In the historical record, lifting devices for water first appeared in Ramses’ Egypt. While scholars have concluded that some kind of crane must have been used to build the pyramids, it was in ancient Greece that signs of crane technology were first seen.
The first evidence of a crane came in buildings constructed in 6th century BC. The blocks used in construction had holes that indicated the presence of a lifting device. Because the holes were above the center of gravity of the block or in pairs an equal distance from a point over the center of gravity, archaeologists believe that a crane was used to lift them into place. They also believe that the crane used a ramp for vertical movement – the same method the ancient Egyptians very likely used.
The Greeks later developed a simple but effective winch and pulley system that replaced the ramp and enabled them to lift heavier blocks.
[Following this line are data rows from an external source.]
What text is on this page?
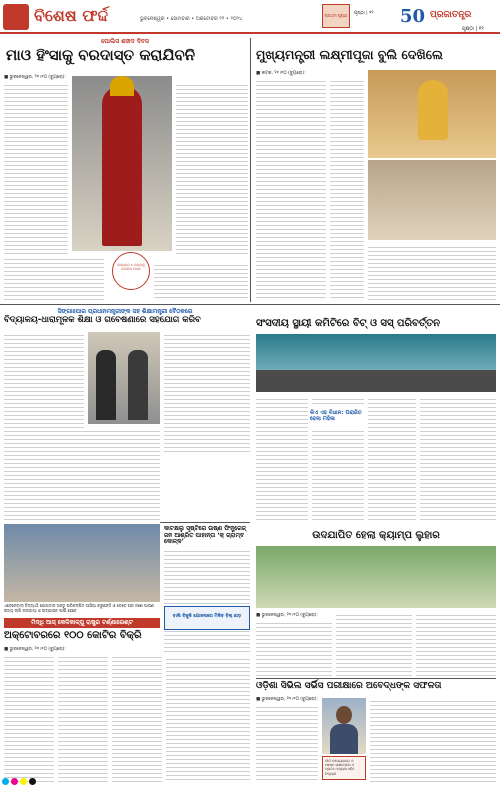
ବିଶେଷ ଫର୍ଦ୍ଦ	ଭୁବନେଶ୍ୱର • ସୋମବାର • ଅକ୍ଟୋବର ୨୨ • ୨୦୨୪
ପ୍ରଥମ ପୃଷ୍ଠା	ପୃଷ୍ଠା | ୧୨ 50 ପ୍ରଜାତନ୍ତ୍ର
ପୃଷ୍ଠା | ୧୨
ପୋଲିସ ଶହୀଦ ଦିବସ
ମାଓ ହିଂସାକୁ ବରଦାସ୍ତ କରାଯିବନି
■ ଭୁବନେଶ୍ୱର, ୨୧।୧୦ (ବ୍ୟୁରୋ):
ରାଜ୍ୟରେ ୫ ଜଣଙ୍କୁ ପୋଲିସ ପଦକ
ମୁଖ୍ୟମନ୍ତ୍ରୀ ଲକ୍ଷ୍ମୀପୂଜା ବୁଲି ଦେଖିଲେ
■ କଟକ, ୨୧।୧୦ (ବ୍ୟୁରୋ):
ସିଙ୍ଗାପୋର ପ୍ରଧାନମନ୍ତ୍ରୀଙ୍କ ସହ ଶିକ୍ଷାମନ୍ତ୍ରୀ ବୈଠକରେ
ବିଦ୍ୟାଳୟ-ଧାରାମୂଳକ ଶିକ୍ଷା ଓ ଗବେଷଣାରେ ସହଯୋଗ କରିବ	ସଂସଦୀୟ ସ୍ଥାୟୀ କମିଟିରେ ବିଟ୍ ଓ ସସ୍ ପରିବର୍ତ୍ତନ
କିଏ ଏହ ବିଧାନ: ପରାଜିତ ହେଲା ମହିଳା
କାଟକ୍ଷଲୁ ସୃଷ୍ଟିରେ ଉଷ୍ଣ ଫିନ୍ଟ୍ରେଜ୍ ଜନ ଆଶ୍ରିତ ପାହାନ୍ତା ‘କ୍ ଗ୍ରାମ୍ବ କୋଳ୍କ’
ବାଲି ବିଜୁଳି ଯୋଜନାରେ ମିଳିବ ବିଲ୍ ଛାଡ଼
ଉଦଯାପିତ ହେଲା କ୍ୟାମ୍ପ ଲୁହାର
■ ଭୁବନେଶ୍ୱର, ୨୧।୧୦ (ବ୍ୟୁରୋ):
ଏବେଳେବାଲା ବିଦ୍ୟାର୍ଥୀ ଯୋଗଦାନ ଅନ୍ତୁ ପରିକଳ୍ପିତ ଆସିଆ କରୁଛନ୍ତି ଓ ତେବେ ଘର ଜଣେ ଆପଣ ରାଜ୍ୟ ଲାଗି ଲଜ୍ଜାୟା ଓ ଉଦ୍ଯାପନ ପାଇଁ ହେବେ
ମିଦ୍ଧି ଆସ୍ କେଳିକାଳ୍ପୁ ରାଷ୍ଟ୍ର ଟର୍ଣ୍ଣାରେଣ୍ଟ
ଅକ୍ଟୋବରରେ ୧୦୦ କୋଟିର ବିକ୍ରି
■ ଭୁବନେଶ୍ୱର, ୨୧।୧୦ (ବ୍ୟୁରୋ):
ଓଡ଼ିଶା ସିଭିଲ ସର୍ଭିସ ପରୀକ୍ଷାରେ ଅବେଦ୍ଧଙ୍କ ସଫଳତା
■ ଭୁବନେଶ୍ୱର, ୨୧।୧୦ (ବ୍ୟୁରୋ):
ଦୀର୍ଘ ଉଦ୍ୟୋଗରେ ଓ ଶେଷ୍ଠ ସାକ୍ଷାତ୍କାର ଓ ପ୍ରାତଃ ଅଭ୍ୟାସ ସହିତ ଟିପ୍ପଣୀ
It is believed that cranes like this were used to erect buildings like the Parthenon.
From ancient Greece, the crane’s history takes us to ancient Rome. The Romans took the Greek crane and improved it, giving themselves the ability to build huge structures. Early Roman cranes had a three-pulley system that, it is believed, enabled them to lift up to 150 kg. From there, the Romans extended the size and lifting capacity of their cranes.
The early three-pulley crane gave way to a five-pulley crane. This innovation was soon replaced by a treadwheel, which took the place of the winch. With the treadwheel’s larger diameter, load weights increased to 6,000 kg. As a Wikipedia entry notes, this meant that the lifting capacity of an ancient Roman crane – where 2 men could lift 6,000 kg – was 60 times higher than the ramp system used in Egypt, which required about 50 people to move a 2,500 kg stone block.
The Romans developed crane technology even more, through use of a lifting tower with four masts, surrounded by capstans which were turned by people or animals to tighten the ropes and lift the load. This crane allowed them to lift blocks of several tons to heights as high as 34 metres.
Shifting to the Middle Ages, crane technology finds its way to the harbour. Cities in Belgium and Germany used harbour cranes as early as the mid-1200s. Cranes from this era used the treadwheel design favoured in ancient Rome.
The technology changed little until the 1800s when crane manufacturers began using cast iron and wire rope. These innovations made the crane stronger, more durable, and more capable of lifting heavy loads.
After a few more innovations, like the addition of arch-shaped jibs, the first mobile crane was developed. Mounted on train cars, these cranes moved along short rail lines constructed specifically for each project in which they were employed. By the 1920s cranes were mounted on crawler tracks to become the crawler cranes we are familiar with today.
The next major innovation came in World War II with the advent of hydraulic technology, which was incorporated into cranes by a Swedish ski manufacturer. In the 1940s, Eric Sundin discovered a way to convert the power in a truck’s engine into the power needed to generate a lifting motion. In 1944 he founded Hydrauliska Industri AB Co. (now known as HIAB). By 1947, the company had produced the world’s first hydraulic truck mounted crane.
Which brings us to today, when cranes like those built by HIAB can lift 100 tonne-meters and reach as far as 28 m.
A very impressive history, wouldn’t you say?